The Assembly and local government elections take place eleven weeks, or 77 days, from today.
Between now and polling day I hope the many thousands of working families who are feeling the pinch of the recession and the impact of government cutbacks will begin to demand better politics from all of us seeking a mandate on May 5th.
The past four years have been marked by carve up and carve out of government. Over the next eleven weeks, I hope we get to debate the need for more than just peace process politics but before that, we need to settle a better budget before March 14th.
On Tuesday in winding on the budget debate I placed the following remarks on the record of the Assembly.

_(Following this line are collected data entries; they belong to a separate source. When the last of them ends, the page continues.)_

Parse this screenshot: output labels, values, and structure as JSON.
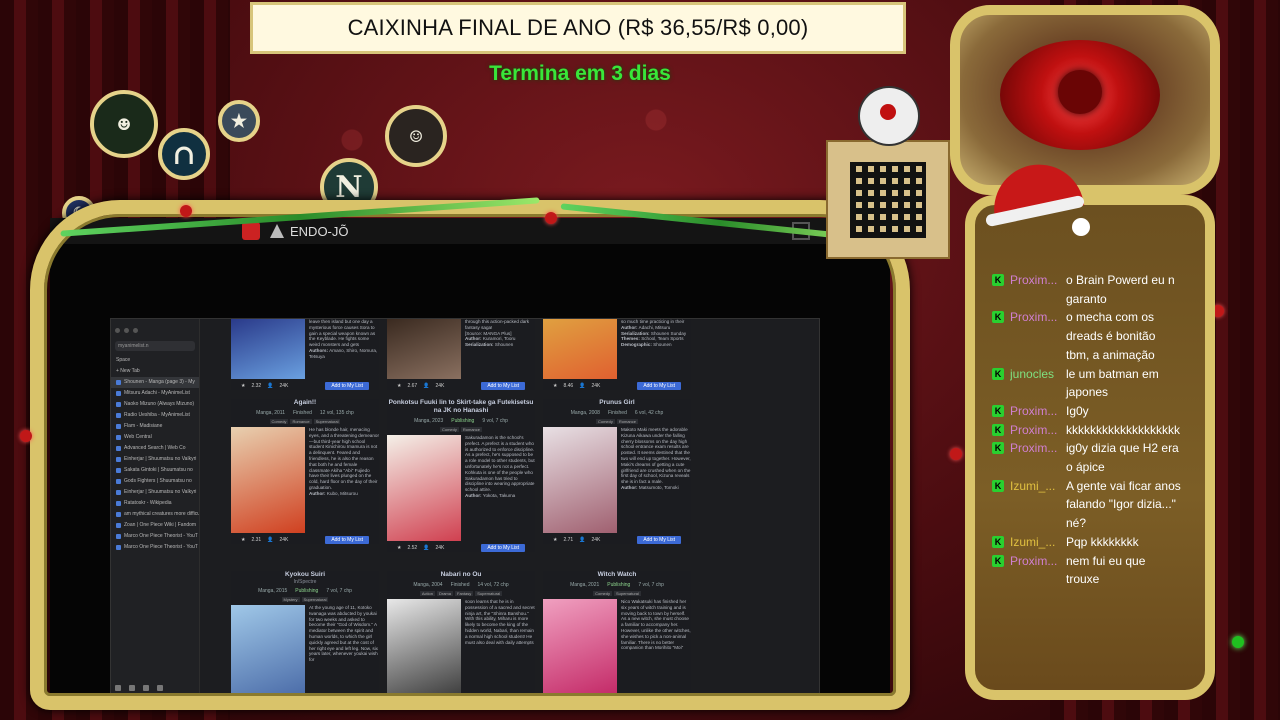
{
  "banner": {
    "title": "CAIXINHA FINAL DE ANO (R$ 36,55/R$ 0,00)",
    "subtitle": "Termina em 3 dias"
  },
  "medallions": [
    "N"
  ],
  "game_window": {
    "title": "ENDO-JÕ"
  },
  "browser": {
    "url": "myanimelist.n",
    "space": "Space",
    "new_tab": "+ New Tab",
    "tabs": [
      {
        "label": "Shounen - Manga (page 3) - My",
        "active": true
      },
      {
        "label": "Mitsuru Adachi - MyAnimeList"
      },
      {
        "label": "Naoko Mizuno (Always Mizuno)"
      },
      {
        "label": "Radio Ueshiba - MyAnimeList"
      },
      {
        "label": "Flam - Madisiane"
      },
      {
        "label": "Web Central"
      },
      {
        "label": "Advanced Search | Web Co"
      },
      {
        "label": "Einherjar | Shuumatsu no Valkyri"
      },
      {
        "label": "Sakata Gintoki | Shuumatsu no"
      },
      {
        "label": "Gods Fighters | Shuumatsu no"
      },
      {
        "label": "Einherjar | Shuumatsu no Valkyri"
      },
      {
        "label": "Ratatoskr - Wikipedia"
      },
      {
        "label": "am mythical creatures more difficult"
      },
      {
        "label": "Zoan | One Piece Wiki | Fandom"
      },
      {
        "label": "Marco One Piece Theorist - YouT"
      },
      {
        "label": "Marco One Piece Theorist - YouT"
      }
    ],
    "top_cards": [
      {
        "synopsis": "leave then island but one day a mysterious force causes Sora to gain a special weapon known as the Keyblade. He fights some weird monsters and gets",
        "author_label": "Authors:",
        "author": "Amano, Shiro, Nomura, Tetsuya",
        "score": "2.32",
        "members": "24K",
        "button": "Add to My List"
      },
      {
        "synopsis": "through this action-packed dark fantasy saga!",
        "source": "[Source: MANGA Plus]",
        "author_label": "Author:",
        "author": "Kuramori, Tooru",
        "serialization_label": "Serialization:",
        "serialization": "Shounen",
        "score": "2.67",
        "members": "24K",
        "button": "Add to My List"
      },
      {
        "synopsis": "so much time practicing in their",
        "author_label": "Author:",
        "author": "Adachi, Mitsuru",
        "serialization_label": "Serialization:",
        "serialization": "Shounen Sunday",
        "themes_label": "Themes:",
        "themes": "School, Team Sports",
        "demographic_label": "Demographic:",
        "demographic": "Shounen",
        "score": "8.46",
        "members": "24K",
        "button": "Add to My List"
      }
    ],
    "cards": [
      {
        "title": "Again!!",
        "type": "Manga, 2011",
        "status": "Finished",
        "volumes": "12 vol, 135 chp",
        "tags": [
          "Comedy",
          "Romance",
          "Supernatural"
        ],
        "synopsis": "He has blonde hair, menacing eyes, and a threatening demeanor—but third-year high school student Kinichirou Imamura is not a delinquent. Feared and friendless, he is also the reason that both he and female classmate Akiha \"Abi\" Fujiedo have their lives plunged on the cold, hard floor on the day of their graduation.",
        "author_label": "Author:",
        "author": "Kubo, Mitsurou",
        "score": "2.31",
        "members": "24K",
        "button": "Add to My List"
      },
      {
        "title": "Ponkotsu Fuuki Iin to Skirt-take ga Futekisetsu na JK no Hanashi",
        "type": "Manga, 2023",
        "status": "Publishing",
        "volumes": "9 vol, 7 chp",
        "tags": [
          "Comedy",
          "Romance"
        ],
        "synopsis": "Sakuradamon is the school's prefect. A prefect is a student who is authorized to enforce discipline. As a prefect, he's supposed to be a role model to other students, but unfortunately he's not a perfect. Kohkuta is one of the people who Sakuradamon has tried to discipline into wearing appropriate school attire.",
        "author_label": "Author:",
        "author": "Yokota, Takuma",
        "score": "2.52",
        "members": "24K",
        "button": "Add to My List"
      },
      {
        "title": "Prunus Girl",
        "type": "Manga, 2008",
        "status": "Finished",
        "volumes": "6 vol, 42 chp",
        "tags": [
          "Comedy",
          "Romance"
        ],
        "synopsis": "Makoto Maki meets the adorable Kizuna Aikawa under the falling cherry blossoms on the day high school entrance exam results are posted. It seems destined that the two will end up together. However, Maki's dreams of getting a cute girlfriend are crushed when on the first day of school, Kizuna reveals she is in fact a male.",
        "author_label": "Author:",
        "author": "Matsumoto, Tomoki",
        "score": "2.71",
        "members": "24K",
        "button": "Add to My List"
      },
      {
        "title": "Kyokou Suiri",
        "subtitle": "In/Spectre",
        "type": "Manga, 2015",
        "status": "Publishing",
        "volumes": "7 vol, 7 chp",
        "tags": [
          "Mystery",
          "Supernatural"
        ],
        "synopsis": "At the young age of 11, Kotoko Iwanaga was abducted by youkai for two weeks and asked to become their \"God of Wisdom.\" A mediator between the spirit and human worlds, to which the girl quickly agreed but at the cost of her right eye and left leg. Now, six years later, whenever youkai wish for",
        "score": "",
        "members": "",
        "button": ""
      },
      {
        "title": "Nabari no Ou",
        "type": "Manga, 2004",
        "status": "Finished",
        "volumes": "14 vol, 72 chp",
        "tags": [
          "Action",
          "Drama",
          "Fantasy",
          "Supernatural"
        ],
        "synopsis": "soon learns that he is in possession of a sacred and secret ninja art, the \"Shinra Banshou.\" With this ability, Miharu is more likely to become the king of the hidden world, Nabari, than remain a normal high school student! He must also deal with daily attempts",
        "score": "",
        "members": "",
        "button": ""
      },
      {
        "title": "Witch Watch",
        "type": "Manga, 2021",
        "status": "Publishing",
        "volumes": "7 vol, 7 chp",
        "tags": [
          "Comedy",
          "Supernatural"
        ],
        "synopsis": "Nico Wakatsuki has finished her six years of witch training and is moving back to town by herself. As a new witch, she must choose a familiar to accompany her. However, unlike the other witches, she wishes to pick a non-animal familiar. There is no better companion than Morihito \"Moi\"",
        "score": "",
        "members": "",
        "button": ""
      }
    ]
  },
  "chat": {
    "messages": [
      {
        "user": "Proxim...",
        "user_color": "#d07fd0",
        "text": "o Brain Powerd eu n garanto"
      },
      {
        "user": "Proxim...",
        "user_color": "#d07fd0",
        "text": "o mecha com os dreads é bonitão tbm, a animação"
      },
      {
        "user": "junocles",
        "user_color": "#7fe080",
        "text": "le um batman em japones"
      },
      {
        "user": "Proxim...",
        "user_color": "#d07fd0",
        "text": "Ig0y"
      },
      {
        "user": "Proxim...",
        "user_color": "#d07fd0",
        "text": "kkkkkkkkkkkkkkkkkkk"
      },
      {
        "user": "Proxim...",
        "user_color": "#d07fd0",
        "text": "ig0y dizia que H2 era o ápice"
      },
      {
        "user": "Izumi_...",
        "user_color": "#e0c040",
        "text": "A gente vai ficar anos falando \"Igor dizia...\" né?"
      },
      {
        "user": "Izumi_...",
        "user_color": "#e0c040",
        "text": "Pqp kkkkkkkk"
      },
      {
        "user": "Proxim...",
        "user_color": "#d07fd0",
        "text": "nem fui eu que trouxe"
      }
    ]
  }
}
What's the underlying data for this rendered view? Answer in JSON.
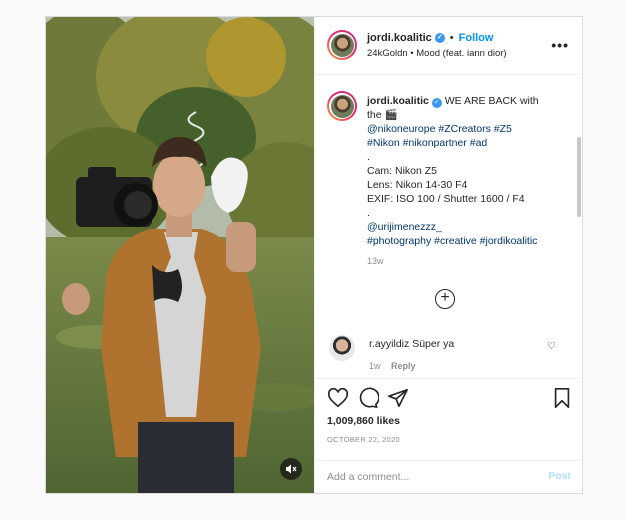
{
  "post": {
    "username": "jordi.koalitic",
    "follow_label": "Follow",
    "audio": "24kGoldn • Mood (feat. iann dior)",
    "more_label": "•••"
  },
  "caption": {
    "username": "jordi.koalitic",
    "line1": "WE ARE BACK with",
    "line2": "the 🎬",
    "tags1": "@nikoneurope #ZCreators #Z5",
    "tags2": "#Nikon #nikonpartner #ad",
    "dot1": ".",
    "cam": "Cam: Nikon Z5",
    "lens": "Lens: Nikon 14-30 F4",
    "exif": "EXIF: ISO 100 / Shutter 1600 / F4",
    "dot2": ".",
    "mention": "@urijimenezzz_",
    "tags3": "#photography #creative #jordikoalitic",
    "time": "13w"
  },
  "comment": {
    "username": "r.ayyildiz",
    "text": "Süper ya",
    "time": "1w",
    "reply_label": "Reply"
  },
  "stats": {
    "likes": "1,009,860 likes",
    "date": "OCTOBER 22, 2020"
  },
  "composer": {
    "placeholder": "Add a comment...",
    "post_label": "Post"
  },
  "colors": {
    "accent": "#0095f6",
    "verified": "#3897f0"
  }
}
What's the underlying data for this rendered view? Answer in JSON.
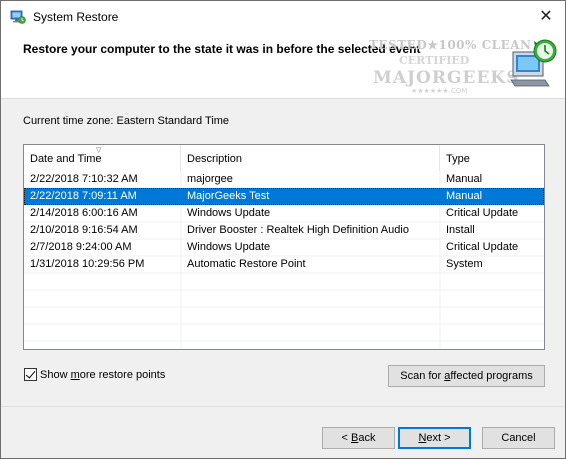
{
  "window": {
    "title": "System Restore",
    "icon": "system-restore-icon",
    "close_glyph": "✕"
  },
  "header": {
    "text": "Restore your computer to the state it was in before the selected event",
    "watermark": {
      "line1": "TESTED★100% CLEAN",
      "line2": "CERTIFIED",
      "line3": "MAJORGEEKS",
      "line4": "★★★★★★.COM"
    }
  },
  "timezone_label": "Current time zone: Eastern Standard Time",
  "list": {
    "columns": [
      {
        "label": "Date and Time"
      },
      {
        "label": "Description"
      },
      {
        "label": "Type"
      }
    ],
    "sort_indicator": "▽",
    "rows": [
      {
        "date": "2/22/2018 7:10:32 AM",
        "description": "majorgee",
        "type": "Manual",
        "selected": false
      },
      {
        "date": "2/22/2018 7:09:11 AM",
        "description": "MajorGeeks Test",
        "type": "Manual",
        "selected": true
      },
      {
        "date": "2/14/2018 6:00:16 AM",
        "description": "Windows Update",
        "type": "Critical Update",
        "selected": false
      },
      {
        "date": "2/10/2018 9:16:54 AM",
        "description": "Driver Booster : Realtek High Definition Audio",
        "type": "Install",
        "selected": false
      },
      {
        "date": "2/7/2018 9:24:00 AM",
        "description": "Windows Update",
        "type": "Critical Update",
        "selected": false
      },
      {
        "date": "1/31/2018 10:29:56 PM",
        "description": "Automatic Restore Point",
        "type": "System",
        "selected": false
      }
    ]
  },
  "show_more": {
    "label_before": "Show ",
    "label_accel": "m",
    "label_after": "ore restore points",
    "checked": true
  },
  "scan_button": {
    "label_before": "Scan for ",
    "label_accel": "a",
    "label_after": "ffected programs"
  },
  "footer": {
    "back_before": "< ",
    "back_accel": "B",
    "back_after": "ack",
    "next_before": "",
    "next_accel": "N",
    "next_after": "ext >",
    "cancel_label": "Cancel"
  },
  "colors": {
    "selection": "#0078d7",
    "default_button_border": "#0078d7"
  }
}
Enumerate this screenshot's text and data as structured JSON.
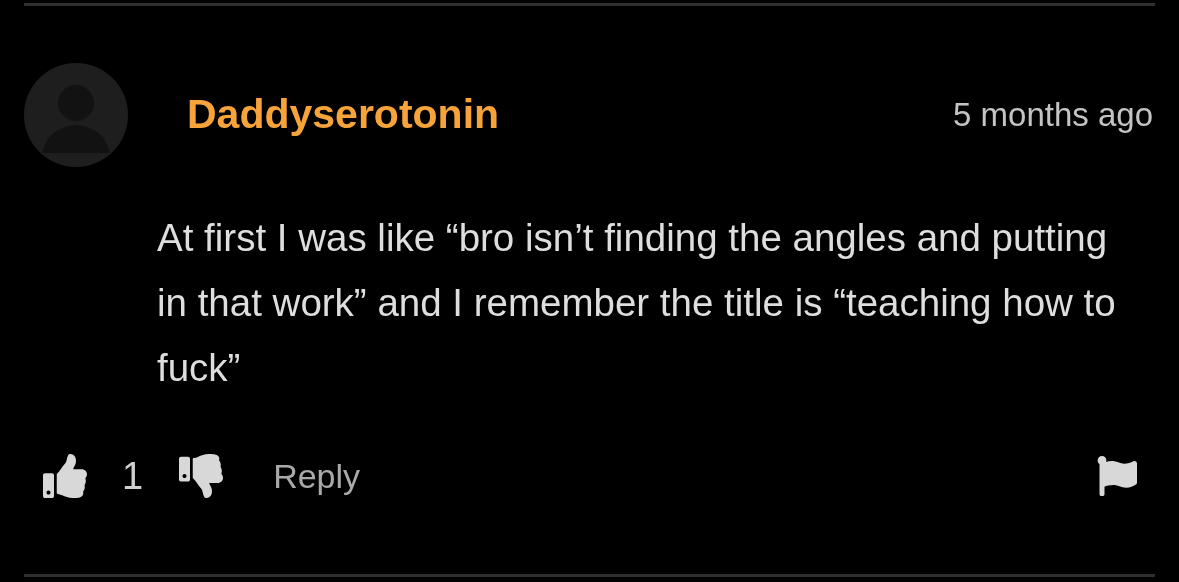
{
  "comment": {
    "author": "Daddyserotonin",
    "time": "5 months ago",
    "text": "At first I was like “bro isn’t finding the angles and putting in that work” and I remember the title is “teaching how to fuck”",
    "likes": "1",
    "reply": "Reply"
  }
}
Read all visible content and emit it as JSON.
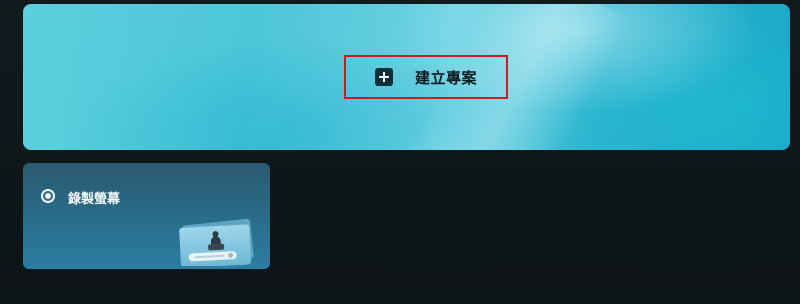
{
  "hero": {
    "create_button_label": "建立專案",
    "create_button_icon": "plus-icon"
  },
  "card": {
    "label": "錄製螢幕",
    "radio_icon": "radio-selected-icon",
    "thumbnail_icon": "screen-recording-thumbnail-icon"
  },
  "colors": {
    "background": "#0f1619",
    "hero_accent": "#4cc6d8",
    "highlight_border": "#d31a1a"
  }
}
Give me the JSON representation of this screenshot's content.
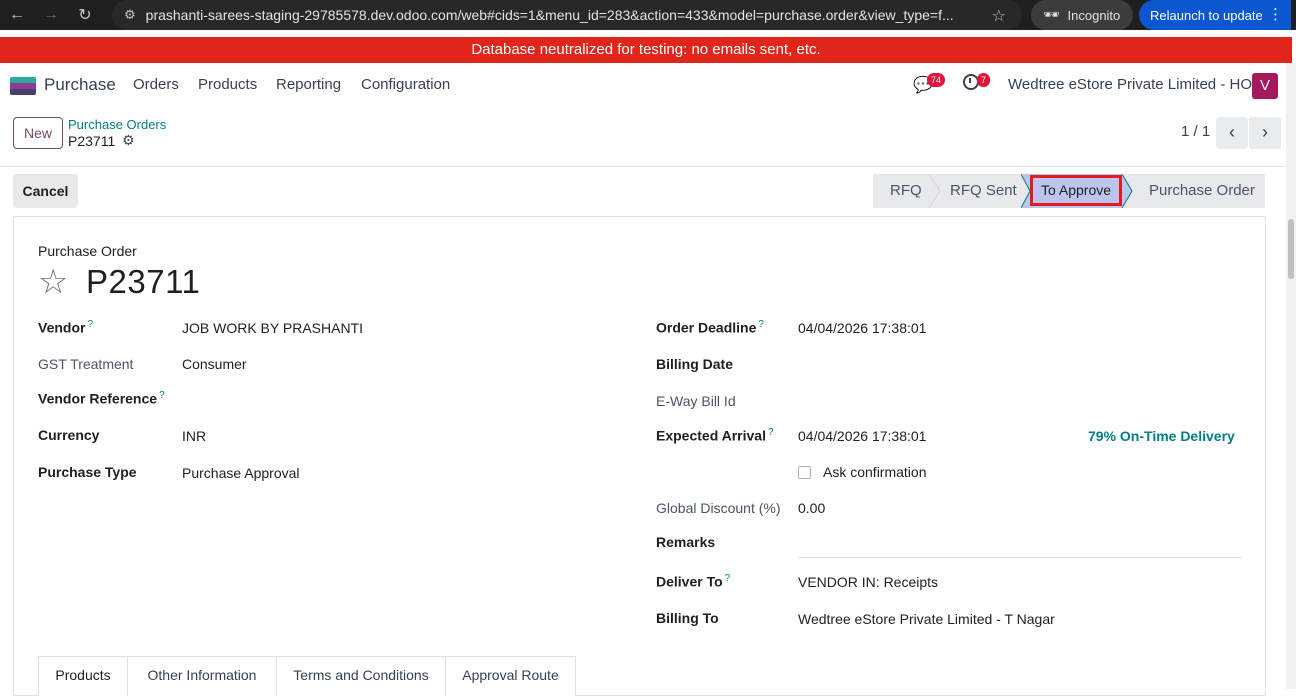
{
  "browser": {
    "url": "prashanti-sarees-staging-29785578.dev.odoo.com/web#cids=1&menu_id=283&action=433&model=purchase.order&view_type=f...",
    "incognito_label": "Incognito",
    "relaunch_label": "Relaunch to update"
  },
  "banner": "Database neutralized for testing: no emails sent, etc.",
  "navbar": {
    "app_name": "Purchase",
    "menu": [
      "Orders",
      "Products",
      "Reporting",
      "Configuration"
    ],
    "messages_count": "74",
    "activities_count": "7",
    "company": "Wedtree eStore Private Limited - HO",
    "avatar_letter": "V"
  },
  "control": {
    "new_label": "New",
    "breadcrumb_parent": "Purchase Orders",
    "breadcrumb_current": "P23711",
    "pager": "1 / 1"
  },
  "statusbar": {
    "cancel_label": "Cancel",
    "steps": [
      "RFQ",
      "RFQ Sent",
      "To Approve",
      "Purchase Order"
    ],
    "active_step": "To Approve"
  },
  "form": {
    "type_label": "Purchase Order",
    "name": "P23711",
    "left_fields": [
      {
        "label": "Vendor",
        "help": "?",
        "value": "JOB WORK BY PRASHANTI"
      },
      {
        "label": "GST Treatment",
        "value": "Consumer"
      },
      {
        "label": "Vendor Reference",
        "help": "?",
        "value": ""
      },
      {
        "label": "Currency",
        "value": "INR"
      },
      {
        "label": "Purchase Type",
        "value": "Purchase Approval"
      }
    ],
    "right_fields": {
      "order_deadline": {
        "label": "Order Deadline",
        "help": "?",
        "value": "04/04/2026 17:38:01"
      },
      "billing_date": {
        "label": "Billing Date",
        "value": ""
      },
      "eway_bill": {
        "label": "E-Way Bill Id",
        "value": ""
      },
      "expected_arrival": {
        "label": "Expected Arrival",
        "help": "?",
        "value": "04/04/2026 17:38:01"
      },
      "on_time_delivery": "79% On-Time Delivery",
      "ask_confirmation": "Ask confirmation",
      "global_discount": {
        "label": "Global Discount (%)",
        "value": "0.00"
      },
      "remarks": {
        "label": "Remarks",
        "value": ""
      },
      "deliver_to": {
        "label": "Deliver To",
        "help": "?",
        "value": "VENDOR IN: Receipts"
      },
      "billing_to": {
        "label": "Billing To",
        "value": "Wedtree eStore Private Limited - T Nagar"
      }
    }
  },
  "tabs": [
    "Products",
    "Other Information",
    "Terms and Conditions",
    "Approval Route"
  ]
}
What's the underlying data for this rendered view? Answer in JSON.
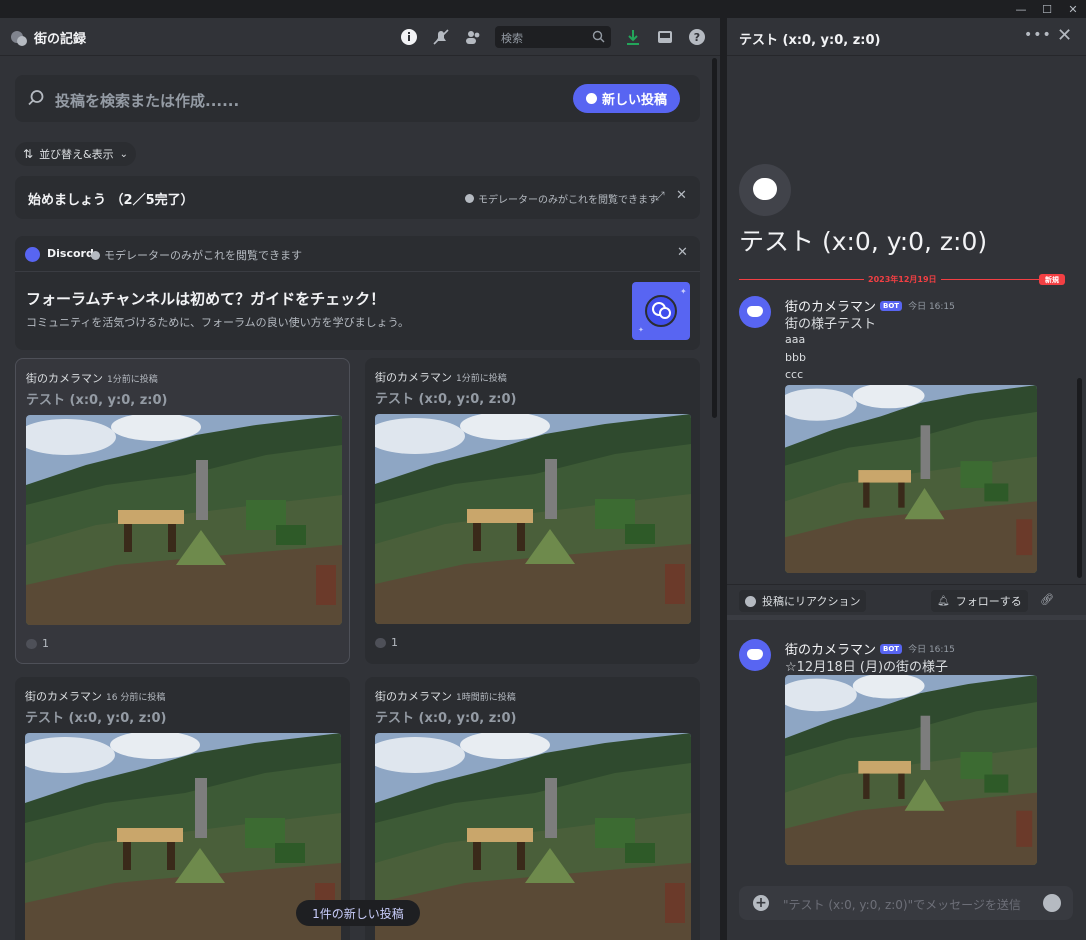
{
  "window": {
    "minimize": "—",
    "maximize": "☐",
    "close": "✕"
  },
  "channel": {
    "name": "街の記録"
  },
  "header": {
    "search_placeholder": "検索"
  },
  "forum": {
    "search_placeholder": "投稿を検索または作成......",
    "new_post_label": "新しい投稿",
    "sort_label": "並び替え&表示"
  },
  "getting_started": {
    "title": "始めましょう （2／5完了）",
    "mod_note": "モデレーターのみがこれを閲覧できます"
  },
  "guide": {
    "brand": "Discord",
    "mod_note": "モデレーターのみがこれを閲覧できます",
    "title": "フォーラムチャンネルは初めて？ガイドをチェック！",
    "subtitle": "コミュニティを活気づけるために、フォーラムの良い使い方を学びましょう。"
  },
  "posts": [
    {
      "author": "街のカメラマン",
      "time": "1分前に投稿",
      "title": "テスト (x:0, y:0, z:0)",
      "count": "1"
    },
    {
      "author": "街のカメラマン",
      "time": "1分前に投稿",
      "title": "テスト (x:0, y:0, z:0)",
      "count": "1"
    },
    {
      "author": "街のカメラマン",
      "time": "16 分前に投稿",
      "title": "テスト (x:0, y:0, z:0)",
      "count": ""
    },
    {
      "author": "街のカメラマン",
      "time": "1時間前に投稿",
      "title": "テスト (x:0, y:0, z:0)",
      "count": ""
    }
  ],
  "new_posts_pill": "1件の新しい投稿",
  "thread": {
    "header_title": "テスト (x:0, y:0, z:0)",
    "big_title": "テスト (x:0, y:0, z:0)",
    "date_divider": "2023年12月19日",
    "new_badge": "新規",
    "messages": [
      {
        "author": "街のカメラマン",
        "bot": "BOT",
        "time": "今日 16:15",
        "line1": "街の様子テスト",
        "lines": [
          "aaa",
          "bbb",
          "ccc"
        ]
      },
      {
        "author": "街のカメラマン",
        "bot": "BOT",
        "time": "今日 16:15",
        "line1": "☆12月18日 (月)の街の様子",
        "lines": []
      }
    ],
    "react_label": "投稿にリアクション",
    "follow_label": "フォローする",
    "composer_placeholder": "\"テスト (x:0, y:0, z:0)\"でメッセージを送信"
  },
  "colors": {
    "accent": "#5865f2",
    "new_red": "#f23f43"
  }
}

“The SDLP believes that, if this Budget were passed, we would have no plan for rebalancing the economy of our region. We could be looking at up to 9,000 public service job losses, and we would face a pay freeze for the 7,400 civil servants who earn below the average industrial wage that Sinn Féin MLAs take. The SDLP also believes that thousands more people would face benefit cuts by 2012 and that there would be the potential for hospital closures. We know that. At the same time, the prospect of new medicines and new medical facilities, such as the cancer centre in Altnagelvin, would not be available for patients, and there would be no robust strategy for job creation. There would also be less independent scrutiny of government, because of what this Budget would do to the Assembly, the Audit Office and the other key scrutiny bodies. There would be a massive drop in building, particularly social housing building, with consequential job losses. Over 100 schools would go without the repairs that they so desperately need, and there would be the potential to introduce student fees of £5,750. Such student fees would say to working families that they could not afford to send their children to be educated, they could not afford what a previous generation was able to afford, and they could not afford to become fully signed-up members of society, because we are going to stop them doing that.
For all those reasons, I ask Sinn Féin to adopt the long-standing SDLP motto that there is a better way. If the DUP is serious about living up to its motto of keeping Northern Ireland moving forward, I ask it to seriously revisit this Budget and to return to the House before the end of the process with something that is built on the twin pillars of social justice and economic development. What they bring should mean that we can all face the people, proud of what this place can deliver and of what devolution can mean. It should also mean that we can look the most marginalised in our society in the eye and say that, above all, this Assembly stands up for them.”